Week 39 note: Performing capacity planning
A week note is a rough write-up about my experiences, thoughts, and ideas from the past week.
We made significant progress last week when we successfully performed capacity planning for two of our services which operate very centrally in our organization and are subject to high amount of traffic continuously. Why we needed to do this was because we are adopting an observability service with strict host limits.
We needed to ensure enough horizontal & vertical capacity in the services so that we could still serve requests as before BUT not too much so that we would not be in violation of the license.
We'd previously observed that we had overprovisioned our services. Due to the licensing costs, we set out to halve the number of instances for our services.
Using performance testing, our goal was to measure that 50% of the instances could perform the same load under peak traffic conditions. We'd thus focus on the performance of a single instance, ensuring that a single instance could run twice the load that it previously could.
We also wanted to guarantee that our services could be ran at 2-3 times the conditions at peak load. For example, let's imagine that the peak load would have been at 100 Requests Per Second (or RPS) for a single instance at peak load. We would try to guarantee we can get that using an average-load test scenario, and then we would try to guarantee 200-300 RPS using some stress testing scenarios. In some cases though, we skipped the average-load scenario and went straight for the stress test scenario.
Types of load testing, by Grafana
We also ran a very simple breakpoint test after running the stress test scenarios to see big of a number we could get. Here's our breakpoint test scenario using k6:
{
"executor": "ramping-arrival-rate",
"stages": [
{
"duration": "2h",
"target": 20000
}
]
}
After running all of the test scenarios, we found out that we would safely be able run our services at peak load using 50% scale (or even at ~10% scale, we found out).
Using this as a basis, the services were readjusted to 50% scale in production and we were able to latch onto our new observability service. Sweet!
However, we made some potentially grave errors while trying to prove the higher peak loads.
We fixated on RPS/Instance when we should have focused on total peak load. The fixation was caused when we calculated the original production peak load down to a single instance. We should have then calculated back to a RPS total (or req/min) and focus on achieving that. Instead, we used RPS/Instance as an objective.
We should have also understood how the tested routes implement caching and take this into account during testing perhaps by having multiple scenarios: one cache-hit-heavy scenario and one cache-miss-heavy scenario, maybe a suitable mix of both (using realistic numbers from prod). Run all of them and gain a much better understanding as a result.
Third was that the cache probably hid the read dynamics to DynamoDB which is our primary database.
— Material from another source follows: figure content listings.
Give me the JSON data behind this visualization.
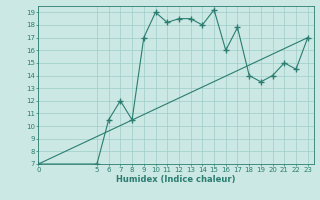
{
  "xlabel": "Humidex (Indice chaleur)",
  "xlim": [
    0,
    23.5
  ],
  "ylim": [
    7,
    19.5
  ],
  "yticks": [
    7,
    8,
    9,
    10,
    11,
    12,
    13,
    14,
    15,
    16,
    17,
    18,
    19
  ],
  "xticks": [
    0,
    5,
    6,
    7,
    8,
    9,
    10,
    11,
    12,
    13,
    14,
    15,
    16,
    17,
    18,
    19,
    20,
    21,
    22,
    23
  ],
  "line1_x": [
    0,
    5,
    6,
    7,
    8,
    9,
    10,
    11,
    12,
    13,
    14,
    15,
    16,
    17,
    18,
    19,
    20,
    21,
    22,
    23
  ],
  "line1_y": [
    7,
    7,
    10.5,
    12,
    10.5,
    17,
    19,
    18.2,
    18.5,
    18.5,
    18,
    19.2,
    16,
    17.8,
    14,
    13.5,
    14,
    15,
    14.5,
    17
  ],
  "line2_x": [
    0,
    23
  ],
  "line2_y": [
    7,
    17
  ],
  "line_color": "#2a7d70",
  "bg_color": "#cce8e4",
  "grid_color": "#9ecdc8",
  "tick_fontsize": 5,
  "xlabel_fontsize": 6,
  "marker": "+",
  "markersize": 5,
  "linewidth": 0.8
}
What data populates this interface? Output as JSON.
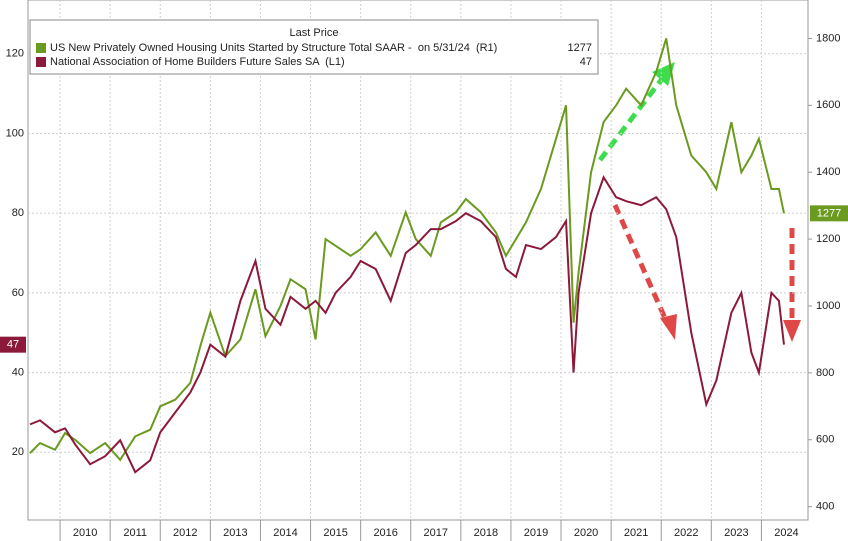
{
  "chart_data": {
    "type": "line",
    "legend_title": "Last Price",
    "x": [
      2009.4,
      2009.6,
      2009.9,
      2010.1,
      2010.3,
      2010.6,
      2010.9,
      2011.2,
      2011.5,
      2011.8,
      2012.0,
      2012.3,
      2012.6,
      2012.8,
      2013.0,
      2013.3,
      2013.6,
      2013.9,
      2014.1,
      2014.4,
      2014.6,
      2014.9,
      2015.1,
      2015.3,
      2015.5,
      2015.8,
      2016.0,
      2016.3,
      2016.6,
      2016.9,
      2017.1,
      2017.4,
      2017.6,
      2017.9,
      2018.1,
      2018.4,
      2018.7,
      2018.9,
      2019.1,
      2019.3,
      2019.6,
      2019.9,
      2020.1,
      2020.25,
      2020.35,
      2020.6,
      2020.85,
      2021.1,
      2021.3,
      2021.6,
      2021.9,
      2022.1,
      2022.3,
      2022.6,
      2022.9,
      2023.1,
      2023.4,
      2023.6,
      2023.8,
      2023.95,
      2024.2,
      2024.35,
      2024.45
    ],
    "series": [
      {
        "name": "US New Privately Owned Housing Units Started by Structure Total SAAR -  on 5/31/24  (R1)",
        "color": "#6a9a1f",
        "axis": "y2",
        "values": [
          560,
          590,
          570,
          620,
          600,
          560,
          590,
          540,
          610,
          630,
          700,
          720,
          770,
          880,
          980,
          850,
          900,
          1050,
          910,
          1000,
          1080,
          1050,
          900,
          1200,
          1180,
          1150,
          1170,
          1220,
          1150,
          1280,
          1200,
          1150,
          1250,
          1280,
          1320,
          1280,
          1220,
          1150,
          1200,
          1250,
          1350,
          1500,
          1600,
          950,
          1100,
          1400,
          1550,
          1600,
          1650,
          1600,
          1700,
          1800,
          1600,
          1450,
          1400,
          1350,
          1550,
          1400,
          1450,
          1500,
          1350,
          1350,
          1277
        ]
      },
      {
        "name": "National Association of Home Builders Future Sales SA  (L1)",
        "color": "#8b1a3a",
        "values": [
          27,
          28,
          25,
          26,
          22,
          17,
          19,
          23,
          15,
          18,
          25,
          30,
          35,
          40,
          47,
          44,
          58,
          68,
          56,
          52,
          59,
          56,
          58,
          55,
          60,
          64,
          68,
          66,
          58,
          70,
          72,
          76,
          76,
          78,
          80,
          78,
          74,
          66,
          64,
          72,
          71,
          74,
          78,
          40,
          60,
          80,
          89,
          84,
          83,
          82,
          84,
          81,
          74,
          50,
          32,
          38,
          55,
          60,
          45,
          40,
          60,
          58,
          47
        ]
      }
    ],
    "xlim": [
      2009.36,
      2024.93
    ],
    "xticks": [
      2010,
      2011,
      2012,
      2013,
      2014,
      2015,
      2016,
      2017,
      2018,
      2019,
      2020,
      2021,
      2022,
      2023,
      2024
    ],
    "ylim": [
      3,
      133.5
    ],
    "yticks": [
      20,
      40,
      60,
      80,
      100,
      120
    ],
    "y2lim": [
      360,
      1915
    ],
    "y2ticks": [
      400,
      600,
      800,
      1000,
      1200,
      1400,
      1600,
      1800
    ],
    "grid": true
  }
}
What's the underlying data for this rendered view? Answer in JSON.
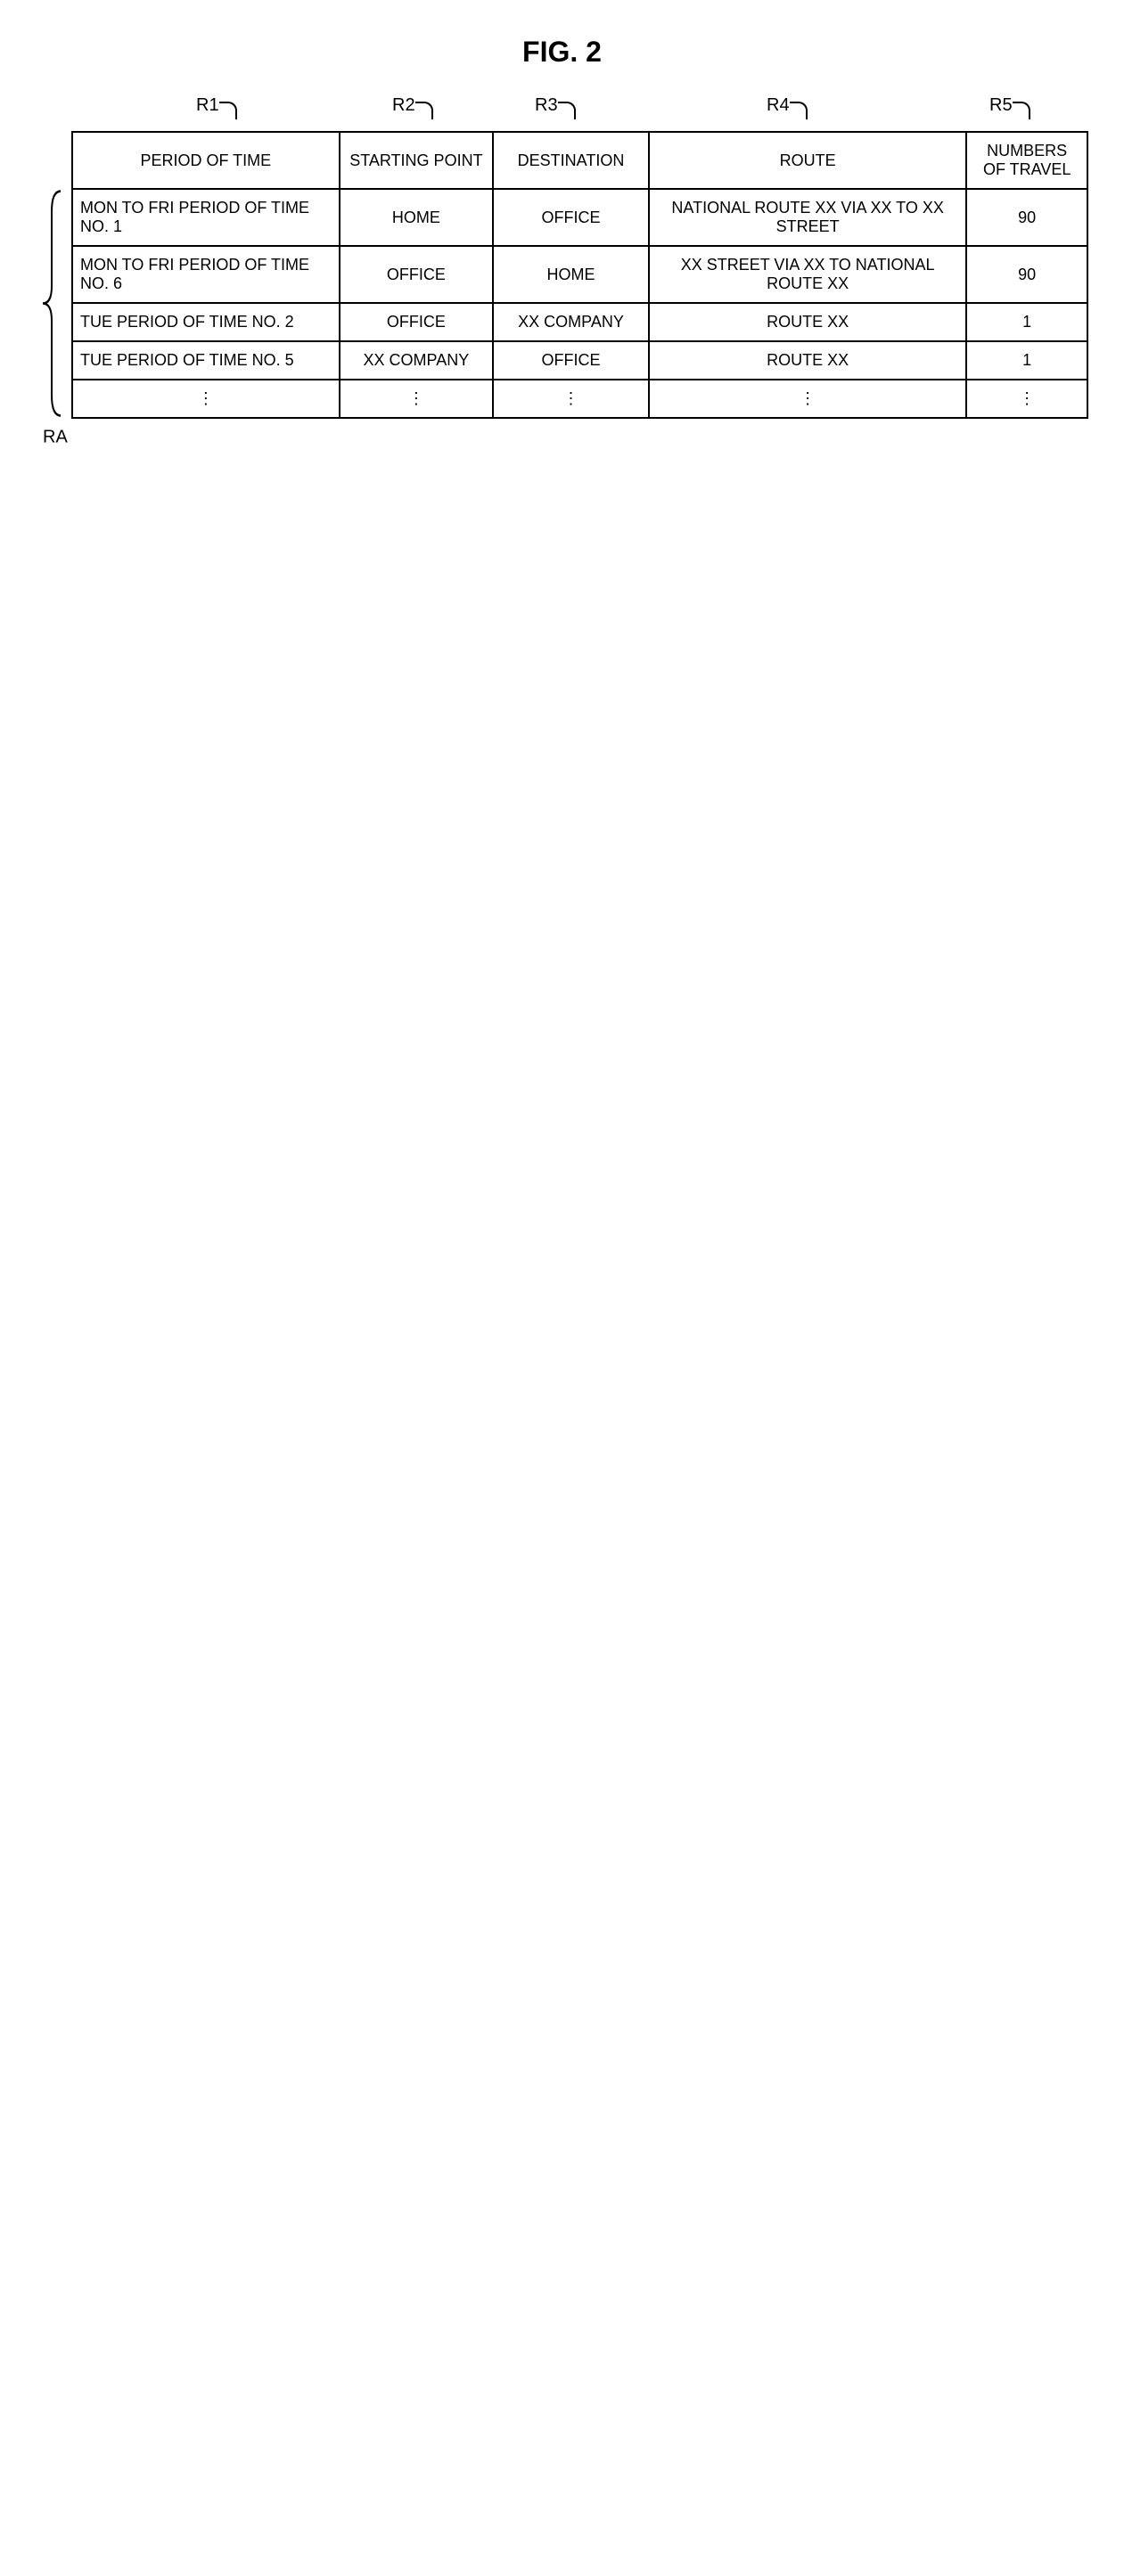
{
  "figure": {
    "title": "FIG. 2"
  },
  "colLabels": {
    "r1": "R1",
    "r2": "R2",
    "r3": "R3",
    "r4": "R4",
    "r5": "R5"
  },
  "sideLabel": "RA",
  "table": {
    "headers": {
      "period": "PERIOD OF TIME",
      "start": "STARTING POINT",
      "dest": "DESTINATION",
      "route": "ROUTE",
      "count": "NUMBERS OF TRAVEL"
    },
    "rows": [
      {
        "period": "MON TO FRI  PERIOD OF TIME NO. 1",
        "start": "HOME",
        "dest": "OFFICE",
        "route": "NATIONAL ROUTE XX VIA XX TO XX STREET",
        "count": "90"
      },
      {
        "period": "MON TO FRI  PERIOD OF TIME NO. 6",
        "start": "OFFICE",
        "dest": "HOME",
        "route": "XX STREET VIA XX TO NATIONAL ROUTE XX",
        "count": "90"
      },
      {
        "period": "TUE  PERIOD OF TIME NO. 2",
        "start": "OFFICE",
        "dest": "XX COMPANY",
        "route": "ROUTE XX",
        "count": "1"
      },
      {
        "period": "TUE  PERIOD OF TIME NO. 5",
        "start": "XX COMPANY",
        "dest": "OFFICE",
        "route": "ROUTE XX",
        "count": "1"
      },
      {
        "period": "⋮",
        "start": "⋮",
        "dest": "⋮",
        "route": "⋮",
        "count": "⋮"
      }
    ]
  },
  "style": {
    "border_color": "#000000",
    "background_color": "#ffffff",
    "font_size_table": 18,
    "font_size_label": 20,
    "font_size_title": 32
  }
}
It's possible that our load tests didn't cover enough of actual reading to the database which could mean we are performing better in the performance scenario than we actually would be in production.
Some smaller problems as well. We ran some tests and almost overwrote them by running another scenarios—running these on CI & storing the reports as artefacts definitely helped. At some point, we ran the tests from an external API gateway when we should have been using the internal ALB endpoint.
Finally, parting with some future thoughts. With the license limiting the horizontal scale, we still have the option of looking into vertical scale if necessary. For example, configuring Jetty to be more performant or investing in virtual threads (this is a JVM/Clojure service we are talking about). So we still have some options when it comes to the current architecture.